Nitpick: the 1934 National Firearms Act did not actually ban automatic weapons and short-barreled shotguns. It did require federal registration and a tax which at the time amounted to something like 1000% of the value of a sawed-off shotgun, which the federal government swore blue in the face was merely a revenue-generating device, not in any way meant to be prohibatory :rolleyes:. The 1934 law is moot in localities (such as my state of Minnesota) which ban automatic weapons at the state level. I don’t know if anyone has tried to legally own a federally-registered automatic weapon and fought a state restriction over it.
In general, for decades people acquiesced to strong state and local limitations on gun possession (no auto weapons, may-issue carry laws, municipal level handgun bans) because there wasn’t the sense of alarm that we were heading down the slope to total gun abolition; no one felt that Big Brother was out to completely disarm the citizenry. It wasn’t until ever-expanding Federal restrictions and the open proclaiming of some that yes, a total abolition was what they were working towards, that you got the backlash we’ve seen in recent years.
Nothing in those statements says or fairly implies anything about the law being a talisman to prevent harm to my client. Nothing in those statements suggests I need a “reality check”. That said, I’d prefer to discuss the topic in this thread. If you feel the need to pit me, you have that right.

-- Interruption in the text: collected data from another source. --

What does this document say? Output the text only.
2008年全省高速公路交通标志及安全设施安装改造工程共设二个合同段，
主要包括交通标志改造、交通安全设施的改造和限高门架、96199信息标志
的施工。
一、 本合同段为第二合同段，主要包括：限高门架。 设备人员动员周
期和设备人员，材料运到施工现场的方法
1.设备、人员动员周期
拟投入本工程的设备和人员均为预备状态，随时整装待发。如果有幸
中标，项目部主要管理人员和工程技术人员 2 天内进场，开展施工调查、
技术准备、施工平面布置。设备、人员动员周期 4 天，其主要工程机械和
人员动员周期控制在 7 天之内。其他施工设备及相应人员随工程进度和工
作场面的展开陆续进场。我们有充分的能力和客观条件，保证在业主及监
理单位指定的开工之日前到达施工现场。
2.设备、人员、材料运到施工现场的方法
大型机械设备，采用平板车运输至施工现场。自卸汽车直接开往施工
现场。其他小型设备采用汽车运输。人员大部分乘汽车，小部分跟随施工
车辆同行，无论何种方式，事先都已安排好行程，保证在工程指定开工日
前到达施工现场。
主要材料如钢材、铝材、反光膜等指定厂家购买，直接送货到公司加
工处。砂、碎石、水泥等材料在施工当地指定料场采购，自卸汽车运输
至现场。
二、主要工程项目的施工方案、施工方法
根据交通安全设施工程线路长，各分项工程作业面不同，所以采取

If we were to revisit the 2nd amendment either by the legislative/state route or by Constitutional convention, I’m strongly inclined to believe it would be “updated” to explicitly note the individual right to bear arms, and dispense with a lot of that 18th century “militia” language.
Once again, illustrating why you’re one my favorite posters here.
To be clear, I don’t expect the Second Amendment to be repealed any time in my lifetime. All I’m saying is that certain decisions could bring support for it incrementally lower, and move the (very long) timescale on which it might eventually be repealed incrementally closer. Then, too, it’s not an all-or-nothing matter: Even with the Second Amendment entirely intact, the gun culture of the United States can change in a nearly-continuous fashion. A world in which the laws are exactly as they are now, but in which every law-abiding citizen independently decided not to own a gun, would be difficult to distinguish from one where ownership of guns were illegal.